月の裏側

              〜 Love Phantom 〜

            

 

                       プロローグ

  

 

                      本当は、誰にも言ってはいけないの。
                      そう、目の前の黄金の子供は、
                      くすくす笑いながら、そっと私に耳打ちする。


                      「オレの本当の名前は、・・・・と言うの。」
                      大事な秘密を教えてくれた子供の頭を
                      優しく撫でる。
                      「私に教えても良かったのかい?」
                      少し、戸惑う表情で尋ねると、子供は、太陽の
                      ような笑顔を私に向ける。
                      「大丈夫!オレ、アンタが好きだから!」



                      初めて逢った人間に、
                      良くそんな事が言える。
                      これも、子供だからなのだろう。




                     しかし、君はもっと私を警戒しなければいけなかったんだよ?

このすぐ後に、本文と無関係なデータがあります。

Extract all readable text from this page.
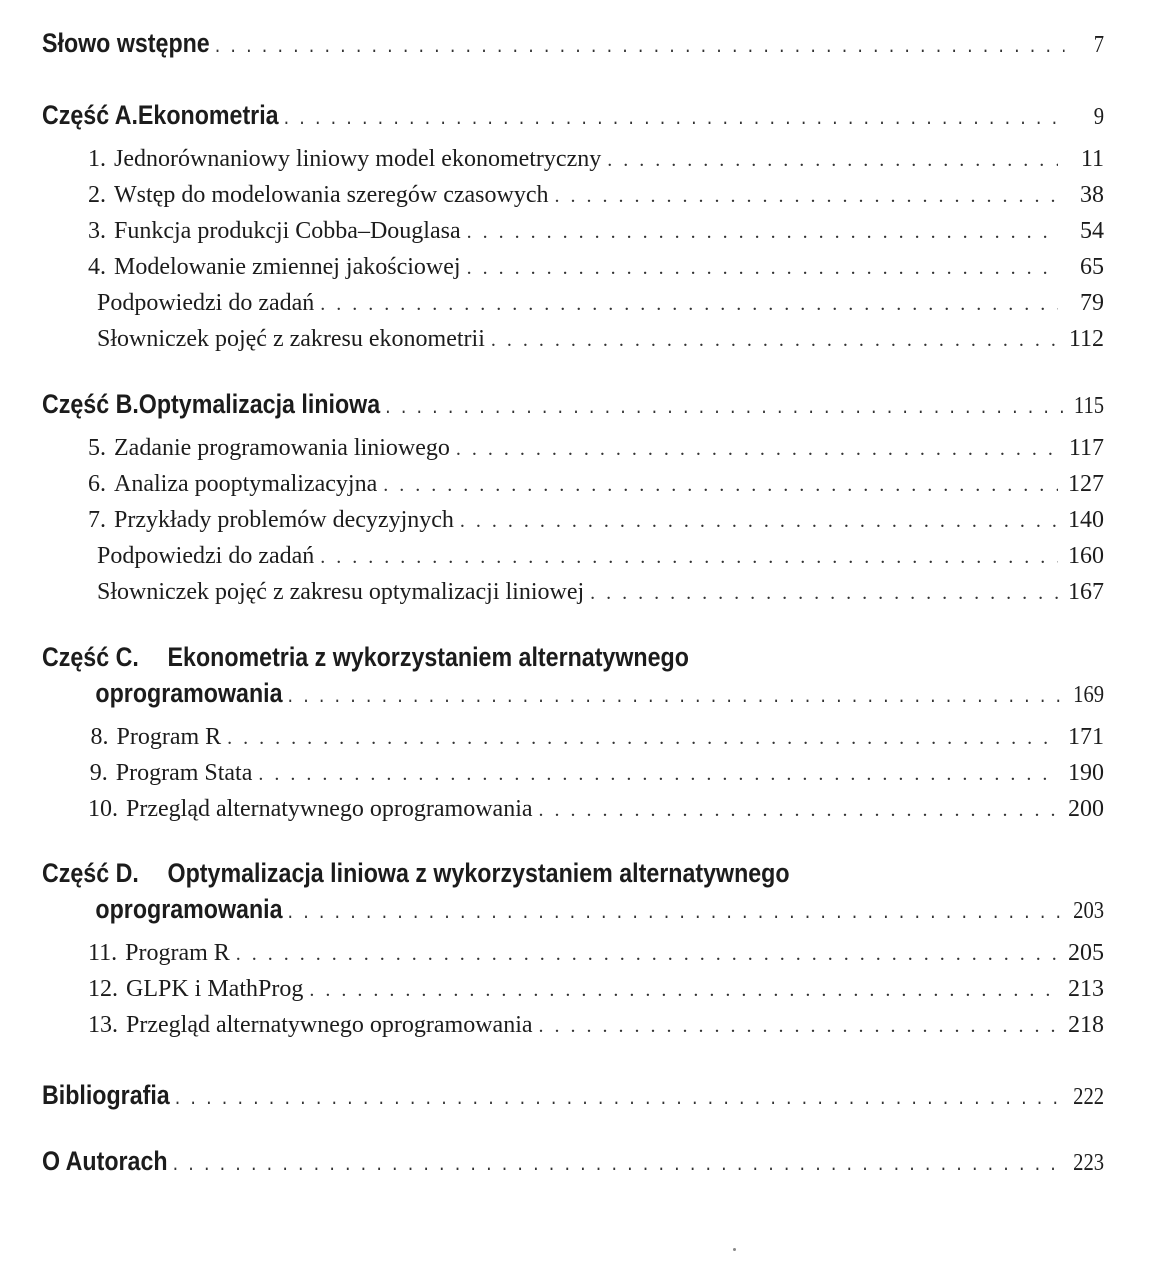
Słowo wstępne . . .	7
Część A. Ekonometria . . .	9
1. Jednorównaniowy liniowy model ekonometryczny . . .	11
2. Wstęp do modelowania szeregów czasowych . . .	38
3. Funkcja produkcji Cobba–Douglasa . . .	54
4. Modelowanie zmiennej jakościowej . . .	65
Podpowiedzi do zadań . . .	79
Słowniczek pojęć z zakresu ekonometrii . . .	112
Część B. Optymalizacja liniowa . . .	115
5. Zadanie programowania liniowego . . .	117
6. Analiza pooptymalizacyjna . . .	127
7. Przykłady problemów decyzyjnych . . .	140
Podpowiedzi do zadań . . .	160
Słowniczek pojęć z zakresu optymalizacji liniowej . . .	167
Część C. Ekonometria z wykorzystaniem alternatywnego
oprogramowania . . .	169
8. Program R . . .	171
9. Program Stata . . .	190
10. Przegląd alternatywnego oprogramowania . . .	200
Część D. Optymalizacja liniowa z wykorzystaniem alternatywnego
oprogramowania . . .	203
11. Program R . . .	205
12. GLPK i MathProg . . .	213
13. Przegląd alternatywnego oprogramowania . . .	218
Bibliografia . . .	222
O Autorach . . .	223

                     「秘密を教えてくれてありがとう。」
                     そう微笑むと、子供は幸せそうな顔で微笑む。




                     だが、その太陽のような笑顔ですら、既に闇で閉ざされた
                     私の心には、一筋の光を与えてはくれない。




                     「いつか、また逢えたら・・・・・。」
                     私は、そっと子供に耳打ちをする。
             



                     「その時は、私の役に立ってもらうよ。





                     可哀想な子供。
                     私に出会わなければ、
                     光の中で暮らせたのにな・・・・・・・。